Appeals court says Manhattan DA can't prosecute former Trump campaign chief Paul Manafort due to double jeopardy rule
- A New York state court appeals division ruled that Paul Manafort, who for months ran President Donald Trump's 2016 campaign, cannot be prosecuted on state criminal charges related to the same conduct that led to his federal convictions.
- The ruling upheld a judge's decision, which said that the rule of double jeopardy barred Manafort from being prosecuted for those crimes by Manhattan District Attorney Cyrus Vance Jr.'s office.
- Manafort was released early from a prison sentence into home confinement due to coronavirus concerns.
A New York state court appeals division ruled Thursday that Paul Manafort, the disgraced former chief of President Donald Trump's 2016 campaign, cannot be prosecuted on state criminal charges related to the same conduct that led to his federal criminal convictions.
The ruling upheld a judge's decision from last December, which said that the rule of double jeopardy barred Manafort from being prosecuted for those crimes by Manhattan District Attorney Cyrus Vance Jr.'s office.
"It is undisputed that the federal charges of which defendant has already been convicted involve the same fraud, against the same victims, as is charged in his New York indictment," the ruling, issued by the Appellate Division, First Judicial Department, of Manhattan Supreme Court, said.
The ruling could put an end to efforts to put Manafort back behind bars.
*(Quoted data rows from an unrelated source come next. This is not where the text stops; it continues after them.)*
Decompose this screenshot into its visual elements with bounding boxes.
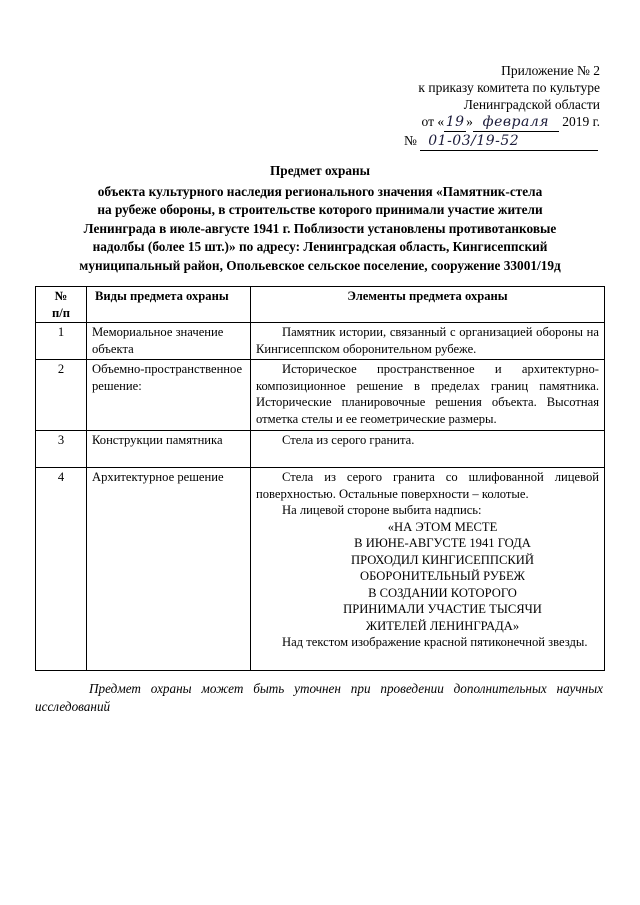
inscription-line: «НА ЭТОМ МЕСТЕ (387, 519, 498, 534)
table-row (36, 431, 605, 468)
document-heading (20, 162, 620, 275)
date-year: 2019 г. (562, 114, 600, 129)
appendix-number (300, 132, 600, 151)
heading-line-1: объекта культурного наследия регионального значения «Памятник-стела (97, 183, 543, 199)
header-number (36, 287, 87, 323)
heading-line-3: Ленинграда в июле-августе 1941 г. Поблизости установлены противотанковые (83, 220, 557, 236)
heading-line-2: на рубеже обороны, в строительстве которого принимали участие жители (97, 202, 543, 217)
inscription-line: ПРОХОДИЛ КИНГИСЕППСКИЙ (351, 552, 534, 567)
row-elements (251, 431, 605, 468)
header-number-sign: № (54, 289, 68, 303)
row-element-text: На лицевой стороне выбита надпись: (282, 503, 482, 517)
date-day-handwritten: 19 (445, 114, 465, 130)
row-element-text: Историческое пространственное и архитектурно-композиционное решение в пределах границ памятника. Исторические планировочные решения объекта. Высотная отметка стелы и ее геометрические размеры. (256, 362, 599, 426)
date-prefix: от « (421, 114, 445, 129)
heading-title: Предмет охраны (269, 163, 371, 178)
row-element-text: Стела из серого гранита. (282, 433, 415, 447)
row-number: 1 (36, 323, 87, 360)
number-handwritten: 01-03/19-52 (420, 133, 598, 151)
inscription-line: В СОЗДАНИИ КОТОРОГО (368, 585, 517, 600)
heading-line-4: надолбы (более 15 шт.)» по адресу: Ленинградская область, Кингисеппский (92, 239, 548, 254)
table-row (36, 468, 605, 671)
row-elements (251, 360, 605, 431)
inscription-line: В ИЮНЕ-АВГУСТЕ 1941 ГОДА (354, 536, 531, 550)
stele-inscription (256, 519, 599, 635)
appendix-date (300, 113, 600, 132)
appendix-block (300, 62, 600, 151)
appendix-title: Приложение № 2 (501, 63, 600, 78)
table-header-row (36, 287, 605, 323)
header-number-pp: п/п (51, 305, 70, 320)
appendix-order-ref: к приказу комитета по культуре (418, 80, 600, 95)
row-element-text: Памятник истории, связанный с организацией обороны на Кингисеппском оборонительном рубеже. (256, 325, 599, 356)
header-elements: Элементы предмета охраны (251, 287, 605, 323)
row-number: 3 (36, 431, 87, 468)
table-row (36, 323, 605, 360)
date-month-handwritten: февраля (473, 114, 559, 132)
row-number: 4 (36, 468, 87, 671)
row-elements (251, 468, 605, 671)
row-type: Конструкции памятника (87, 431, 251, 468)
table-row (36, 360, 605, 431)
inscription-line: ЖИТЕЛЕЙ ЛЕНИНГРАДА» (365, 618, 520, 633)
row-type: Объемно-пространственное решение: (87, 360, 251, 431)
row-type: Архитектурное решение (87, 468, 251, 671)
row-element-text: Над текстом изображение красной пятиконечной звезды. (282, 635, 588, 649)
header-type: Виды предмета охраны (87, 287, 251, 323)
inscription-line: ОБОРОНИТЕЛЬНЫЙ РУБЕЖ (360, 569, 525, 583)
row-element-text: Стела из серого гранита со шлифованной лицевой поверхностью. Остальные поверхности – колотые. (256, 470, 599, 501)
protection-subject-table (35, 286, 605, 671)
appendix-region: Ленинградской области (463, 97, 600, 112)
inscription-line: ПРИНИМАЛИ УЧАСТИЕ ТЫСЯЧИ (343, 602, 542, 616)
row-type: Мемориальное значение объекта (87, 323, 251, 360)
row-elements (251, 323, 605, 360)
date-mid: » (466, 114, 473, 129)
footnote: Предмет охраны может быть уточнен при проведении дополнительных научных исследований (35, 681, 603, 714)
heading-line-5: муниципальный район, Опольевское сельское поселение, сооружение 33001/19д (79, 257, 561, 273)
row-number: 2 (36, 360, 87, 431)
number-prefix: № (404, 133, 417, 148)
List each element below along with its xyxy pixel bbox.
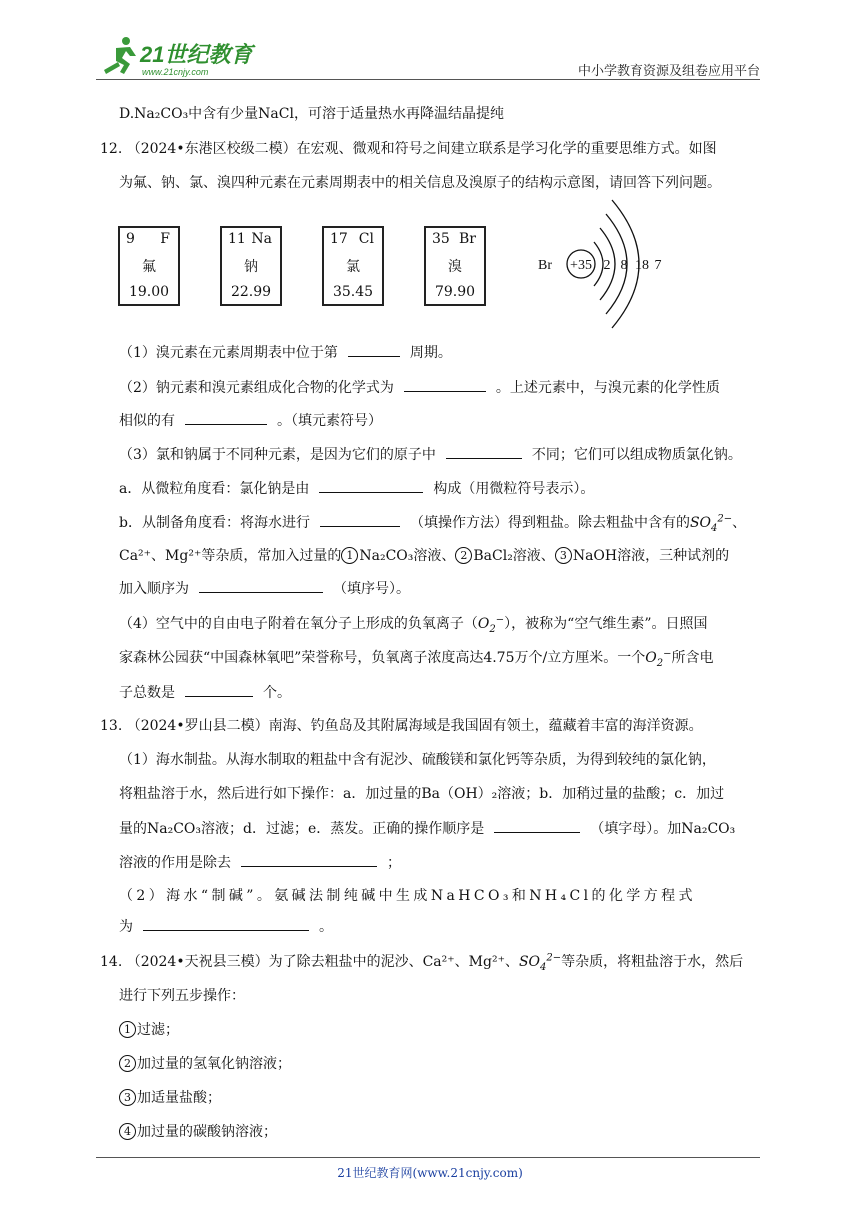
- answer-blank[interactable]: [319, 478, 423, 493]
- q12-part3-reagents: [119, 546, 729, 566]
- q13-part1-line4: [119, 852, 401, 873]
- element-name: 氯: [346, 259, 360, 275]
- q13-intro: 13. （2024•罗山县二模）南海、钓鱼岛及其附属海域是我国固有领土，蕴藏着丰富的海洋资源。: [100, 718, 703, 734]
- answer-blank[interactable]: [143, 916, 309, 931]
- q14-step-4: [119, 1122, 277, 1142]
- q12-part4-text2: 家森林公园获“中国森林氧吧”荣誉称号，负氧离子浓度高达4.75万个/立方厘米。一个: [119, 650, 646, 666]
- q14-step-3: [119, 1088, 221, 1108]
- q12-part4: [119, 614, 707, 634]
- q13-part1-text4: 溶液的作用是除去: [119, 855, 231, 871]
- runner-icon: [104, 37, 136, 74]
- q13-part2-text2: 为: [119, 919, 133, 935]
- q12-part4-tail3: 个。: [263, 685, 291, 701]
- logo-url: www.21cnjy.com: [142, 67, 209, 77]
- q12-part3-order: [119, 578, 410, 599]
- element-mass: 22.99: [230, 284, 272, 300]
- element-name: 溴: [448, 259, 462, 275]
- element-mass: 79.90: [434, 284, 476, 300]
- step-text: 加过量的氢氧化钠溶液；: [137, 1056, 291, 1072]
- header-divider: [96, 79, 760, 80]
- q13-part2-line2: [119, 916, 333, 937]
- element-name: 钠: [244, 259, 258, 275]
- q12-intro-line1: 12. （2024•东港区校级二模）在宏观、微观和符号之间建立联系是学习化学的重要思维方式。如图: [100, 141, 717, 157]
- element-symbol: Na: [251, 231, 272, 247]
- atom-symbol: Br: [538, 258, 552, 273]
- q12-part4-text3: 子总数是: [119, 685, 175, 701]
- q13-part1-line1: （1）海水制盐。从海水制取的粗盐中含有泥沙、硫酸镁和氯化钙等杂质，为得到较纯的氯化钠，: [119, 752, 716, 768]
- bromine-atom-diagram: [530, 196, 680, 332]
- option-d: D.Na₂CO₃中含有少量NaCl，可溶于适量热水再降温结晶提纯: [119, 106, 504, 122]
- q14-step-1: [119, 1020, 179, 1040]
- shell-count-2: 8: [620, 258, 628, 273]
- platform-name: 中小学教育资源及组卷应用平台: [577, 64, 760, 79]
- step-text: 加适量盐酸；: [137, 1090, 221, 1106]
- answer-blank[interactable]: [199, 578, 323, 593]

He was released from prison last May to serve the balance of his sentence in home confinement due to concerns about the coronavirus pandemic spreading in prisons.
Vance's spokesman Danny Frost said, "We will consider our appellate options."
Manafort, 71, had faced charges of mortgage fraud, conspiracy and falsifying business records in the case, which Vance filed right after the longtime Republican operative was sentenced last year to 7½ years in prison on the federal charges.
Manafort's lawyer, Todd Blanche, had argued that the state charges were barred by double jeopardy — which prevents a defendant from being prosecuted twice for the same crime — because they related to mortgage applications that were the subject of Manafort's federal trial.
Blanche did not immediately respond to CNBC's request for comment.
Manafort was convicted at that federal trial and in a subsequent guilty plea in another federal court in 2018 of multiple crimes related to money he earned from consulting work for a pro-Russia political party in Ukraine, a role that predated his service in Trump's 2016 presidential campaign.
The four-judge panel on the Appellate Division, in its ruling, noted that New York law "provides that a person may not be separately prosecuted for two offenses based upon the same act or criminal transaction."
There is an exception to that law, when the "statutory provisions defining such offenses are designed to prevent very different kinds of harm or evil," the ruling noted.
But Vance's office "failed to establish that the federal and state statutes, all of which were directed against fraudulent transactions, were designed to prevent very different kinds of harm or evil," the panel said.
Vance's effort to convict Manafort of state charges has been viewed as a way to ensure that he is punished for his actions even if Trump ultimately grants him a pardon, or commutes his federal sentence. Trump can only issue such clemency for people convicted of federal crimes, not state crimes.